Jakarta (ANTARA) - Menteri Koordinator Bidang Maritim dan Investasi Luhut Binsar Pandjaitan mengatakan bahwa pengembangan hilirisasi rumput laut dapat lebih besar dibandingkan pengolahan nikel dan akan menjadi proyek utama Indonesia dalam 5-10 tahun ke depan.

“Jadi rumput laut ini menurut saya menjadi satu proyek yang ke depan dalam 5-10 tahun ke depan itu akan sama pengaruhnya atau lebih besar daripada tambang nikel, dan itu bisa,” kata Luhut dalam kegiatan Evaluasi Kinerja 2023 Menuju Indonesia Emas secara virtual di Jakarta, Jumat.

Menurutnya, hilirisasi rumput laut memiliki potensi besar untuk mengalahkan sektor pertambangan yang saat ini memiliki nilai ekspor mencapai 34 miliar dolar AS.

Dengan pemanfaatan optimal terhadap rumput laut, Luhut mengatakan bukan hanya nilai ekonomi yang dapat meningkat, tetapi juga dapat mengurangi ketergantungan pada sektor pertambangan.

“Dan itu bisa karena pengalaman kita dalam menangani nikel dalam 7 tahun kita dalam posisi ekspor cuma 1,5 miliar dolar AS, sekarang kita sudah ekspor sampai pada 34 miliar dolas AS,” ucap Luhut.

Baca juga: Kemenko Marinves lanjutkan hilirisasi tambang dan nontambang 2024
Baca juga: Menkop UKM sebut rumput laut Wakatobi potensial penggerak hilirisasi


Di tempat yang sama, Plt Deputi Bidang Koordinasi Sumber Daya Maritim Kemenko Marves Firman Hidayat mengatakan selama ini Indonesia melakukan ekspor rumput laut dalam bentuk mentah dan diproduksi hanya bentuk kerajinan atau agar-agar, padahal jika melalui hilirisasi, komoditas tersebut dapat memiliki daya jual yang mahal.

“Kalau dari studi World Bank potensi hilirisasi dari rumput laut sangat macam-macam.

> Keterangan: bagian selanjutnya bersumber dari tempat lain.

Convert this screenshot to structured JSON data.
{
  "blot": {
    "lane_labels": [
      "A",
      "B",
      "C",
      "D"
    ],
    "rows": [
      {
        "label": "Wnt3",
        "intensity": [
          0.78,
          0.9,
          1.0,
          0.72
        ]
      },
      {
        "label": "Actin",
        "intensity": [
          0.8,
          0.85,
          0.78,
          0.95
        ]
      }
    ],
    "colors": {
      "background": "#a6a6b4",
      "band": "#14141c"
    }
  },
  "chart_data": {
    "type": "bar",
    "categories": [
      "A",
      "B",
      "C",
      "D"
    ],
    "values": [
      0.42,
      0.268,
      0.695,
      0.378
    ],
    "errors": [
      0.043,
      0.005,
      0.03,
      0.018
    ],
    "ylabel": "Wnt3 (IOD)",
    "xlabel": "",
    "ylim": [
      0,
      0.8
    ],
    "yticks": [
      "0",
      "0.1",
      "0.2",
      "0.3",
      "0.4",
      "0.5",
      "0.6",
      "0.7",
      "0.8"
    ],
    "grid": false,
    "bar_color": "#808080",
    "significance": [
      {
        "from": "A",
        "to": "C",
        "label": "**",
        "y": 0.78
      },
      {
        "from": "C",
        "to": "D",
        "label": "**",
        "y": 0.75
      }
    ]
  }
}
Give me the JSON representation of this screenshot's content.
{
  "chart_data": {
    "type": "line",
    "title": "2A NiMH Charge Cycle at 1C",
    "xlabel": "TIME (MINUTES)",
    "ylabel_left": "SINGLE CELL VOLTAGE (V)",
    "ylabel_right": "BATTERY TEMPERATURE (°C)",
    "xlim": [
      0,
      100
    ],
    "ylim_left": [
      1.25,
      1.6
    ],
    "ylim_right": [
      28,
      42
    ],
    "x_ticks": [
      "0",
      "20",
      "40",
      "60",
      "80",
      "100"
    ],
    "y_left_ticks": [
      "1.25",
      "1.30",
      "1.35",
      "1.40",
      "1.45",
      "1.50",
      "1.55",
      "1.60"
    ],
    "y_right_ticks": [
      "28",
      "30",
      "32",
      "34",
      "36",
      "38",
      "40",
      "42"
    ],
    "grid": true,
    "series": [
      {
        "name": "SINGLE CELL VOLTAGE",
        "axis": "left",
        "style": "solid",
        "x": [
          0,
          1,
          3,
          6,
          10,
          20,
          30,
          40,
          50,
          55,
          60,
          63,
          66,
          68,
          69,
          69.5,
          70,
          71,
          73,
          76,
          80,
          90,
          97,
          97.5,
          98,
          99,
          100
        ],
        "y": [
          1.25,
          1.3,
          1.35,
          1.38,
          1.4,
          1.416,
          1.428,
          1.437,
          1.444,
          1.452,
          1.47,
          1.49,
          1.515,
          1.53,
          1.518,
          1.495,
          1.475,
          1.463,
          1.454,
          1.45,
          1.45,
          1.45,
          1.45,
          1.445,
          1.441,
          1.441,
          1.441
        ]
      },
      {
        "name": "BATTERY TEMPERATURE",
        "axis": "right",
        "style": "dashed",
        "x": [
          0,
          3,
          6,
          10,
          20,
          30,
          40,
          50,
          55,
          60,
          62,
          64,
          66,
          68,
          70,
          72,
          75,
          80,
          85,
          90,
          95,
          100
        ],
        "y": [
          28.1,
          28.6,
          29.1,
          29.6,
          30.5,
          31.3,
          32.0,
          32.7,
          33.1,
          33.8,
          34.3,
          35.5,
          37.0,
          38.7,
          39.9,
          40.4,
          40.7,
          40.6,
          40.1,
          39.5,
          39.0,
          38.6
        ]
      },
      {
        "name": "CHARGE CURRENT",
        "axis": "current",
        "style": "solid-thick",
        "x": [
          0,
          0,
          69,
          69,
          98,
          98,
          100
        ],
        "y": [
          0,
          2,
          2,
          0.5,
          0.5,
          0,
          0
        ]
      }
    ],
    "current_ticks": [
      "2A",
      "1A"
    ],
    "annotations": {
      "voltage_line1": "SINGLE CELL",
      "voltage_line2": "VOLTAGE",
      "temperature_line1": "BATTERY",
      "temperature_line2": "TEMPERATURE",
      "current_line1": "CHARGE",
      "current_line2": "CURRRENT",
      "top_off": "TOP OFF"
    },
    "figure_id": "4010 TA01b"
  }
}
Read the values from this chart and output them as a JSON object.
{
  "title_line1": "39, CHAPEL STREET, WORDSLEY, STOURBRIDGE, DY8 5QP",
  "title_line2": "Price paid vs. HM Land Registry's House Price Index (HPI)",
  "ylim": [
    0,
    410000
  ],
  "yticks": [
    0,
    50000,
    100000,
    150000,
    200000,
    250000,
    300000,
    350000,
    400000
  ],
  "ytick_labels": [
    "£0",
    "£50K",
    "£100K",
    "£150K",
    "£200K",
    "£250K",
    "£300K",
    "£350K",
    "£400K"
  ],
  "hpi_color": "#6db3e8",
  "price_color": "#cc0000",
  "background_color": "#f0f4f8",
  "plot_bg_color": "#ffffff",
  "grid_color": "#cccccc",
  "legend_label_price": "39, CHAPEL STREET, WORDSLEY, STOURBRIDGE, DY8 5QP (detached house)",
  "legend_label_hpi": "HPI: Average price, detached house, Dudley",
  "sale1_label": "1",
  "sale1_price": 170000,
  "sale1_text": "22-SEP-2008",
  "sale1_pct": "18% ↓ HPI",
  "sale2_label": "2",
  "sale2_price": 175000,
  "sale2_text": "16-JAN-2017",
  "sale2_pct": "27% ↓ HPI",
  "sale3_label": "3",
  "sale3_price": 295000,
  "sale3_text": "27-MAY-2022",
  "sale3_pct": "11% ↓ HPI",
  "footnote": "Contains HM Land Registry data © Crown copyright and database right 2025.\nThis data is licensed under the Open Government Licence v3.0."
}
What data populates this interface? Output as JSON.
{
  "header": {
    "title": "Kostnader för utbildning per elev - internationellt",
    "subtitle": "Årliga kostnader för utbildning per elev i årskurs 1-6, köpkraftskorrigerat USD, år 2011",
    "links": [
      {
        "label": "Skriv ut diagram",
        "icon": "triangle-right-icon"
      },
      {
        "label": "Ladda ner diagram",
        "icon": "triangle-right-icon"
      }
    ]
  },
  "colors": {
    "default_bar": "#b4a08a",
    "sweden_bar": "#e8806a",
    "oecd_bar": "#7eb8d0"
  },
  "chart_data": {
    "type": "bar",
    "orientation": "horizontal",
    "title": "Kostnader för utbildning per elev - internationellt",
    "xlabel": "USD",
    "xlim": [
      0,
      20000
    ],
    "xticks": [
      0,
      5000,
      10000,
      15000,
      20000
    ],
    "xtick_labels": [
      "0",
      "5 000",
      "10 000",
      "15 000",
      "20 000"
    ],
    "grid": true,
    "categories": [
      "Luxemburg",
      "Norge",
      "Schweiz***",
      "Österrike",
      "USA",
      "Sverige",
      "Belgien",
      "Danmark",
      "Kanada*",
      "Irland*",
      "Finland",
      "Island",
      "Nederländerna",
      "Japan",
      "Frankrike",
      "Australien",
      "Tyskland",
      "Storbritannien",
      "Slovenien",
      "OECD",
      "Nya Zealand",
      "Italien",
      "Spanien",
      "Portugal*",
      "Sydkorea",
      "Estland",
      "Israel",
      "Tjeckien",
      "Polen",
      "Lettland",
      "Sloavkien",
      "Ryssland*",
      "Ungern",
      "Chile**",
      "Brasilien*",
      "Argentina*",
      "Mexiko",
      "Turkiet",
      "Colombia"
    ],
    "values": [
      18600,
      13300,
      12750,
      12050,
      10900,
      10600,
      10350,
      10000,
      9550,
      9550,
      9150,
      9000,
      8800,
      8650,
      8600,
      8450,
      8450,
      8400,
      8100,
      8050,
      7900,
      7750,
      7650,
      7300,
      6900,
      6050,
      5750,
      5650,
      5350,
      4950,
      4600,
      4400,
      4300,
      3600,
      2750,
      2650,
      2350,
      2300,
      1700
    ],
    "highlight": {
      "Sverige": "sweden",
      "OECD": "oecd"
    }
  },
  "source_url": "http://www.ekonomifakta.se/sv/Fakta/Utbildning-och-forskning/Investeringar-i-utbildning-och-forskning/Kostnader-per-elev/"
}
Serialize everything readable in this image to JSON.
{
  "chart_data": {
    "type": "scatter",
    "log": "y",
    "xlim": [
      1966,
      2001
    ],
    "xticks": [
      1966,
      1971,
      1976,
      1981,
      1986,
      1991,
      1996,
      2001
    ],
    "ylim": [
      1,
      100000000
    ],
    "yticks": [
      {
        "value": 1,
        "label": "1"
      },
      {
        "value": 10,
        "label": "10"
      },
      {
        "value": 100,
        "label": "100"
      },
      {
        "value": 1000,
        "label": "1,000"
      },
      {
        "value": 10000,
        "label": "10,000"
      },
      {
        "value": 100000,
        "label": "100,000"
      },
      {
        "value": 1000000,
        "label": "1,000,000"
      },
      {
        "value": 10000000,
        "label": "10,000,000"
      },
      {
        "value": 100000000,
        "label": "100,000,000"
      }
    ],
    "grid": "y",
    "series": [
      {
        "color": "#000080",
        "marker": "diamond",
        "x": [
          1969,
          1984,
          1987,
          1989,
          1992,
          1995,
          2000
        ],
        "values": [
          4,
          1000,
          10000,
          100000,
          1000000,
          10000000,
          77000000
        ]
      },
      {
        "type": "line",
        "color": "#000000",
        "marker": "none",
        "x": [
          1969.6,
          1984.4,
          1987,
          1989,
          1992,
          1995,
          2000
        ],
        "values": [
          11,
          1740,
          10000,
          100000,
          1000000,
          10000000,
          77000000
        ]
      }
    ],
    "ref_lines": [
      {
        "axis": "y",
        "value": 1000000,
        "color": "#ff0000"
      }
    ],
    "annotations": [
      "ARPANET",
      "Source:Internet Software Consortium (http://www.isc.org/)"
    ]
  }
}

Ada biostimulant/pupuk organik, kesehatan, dan bioplastik. Yang saya highlight di sini utamanya yang biostimulant/pupuk organik projeksi sampai 2030 potensi market lebih dari 10 miliar dolar AS dan bioplastik potensi market lebih dari 40 miliar dolar AS,” katanya.

Menurutnya hilirisasi rumput laut merupakan potensi yang sangat besar apalagi Indonesia merupakan negara dengan produksi terbesar kedua di dunia.

Dia menerangkan manfaat hilirisasi selain meningkatkan ekonomi dan kesejahteraan masyarakat, yakni untuk membantu mengatasi masalah sampah plastik dan ketahanan pangan Indonesia. Namun, kata dia, penting dilakukan peningkatan produktivitas dengan teknologi dan mekanisasi.

“Rumput laut sebetulnya bisa dibuat menjadi mie menggantikan gandum, jadi bioplastik juga bisa dari rumput laut,” kata Firman.

Firman menuturkan pihaknya melakukan budidaya rumput laut seluas 100 hektare sebagai proyek percontohan di Teluk Ekas Lombok Timur, Nusa Tenggara Barat. Seluruh budi daya akan menerapkan teknologi dan mekanisasi menggunakan pesawat tanpa awak (drown).

Selain itu, dalam mewujudkan hilirisasi rumput laut ke depannya, pabrik bioplastik juga rencananya bakal dibangun di wilayah tersebut.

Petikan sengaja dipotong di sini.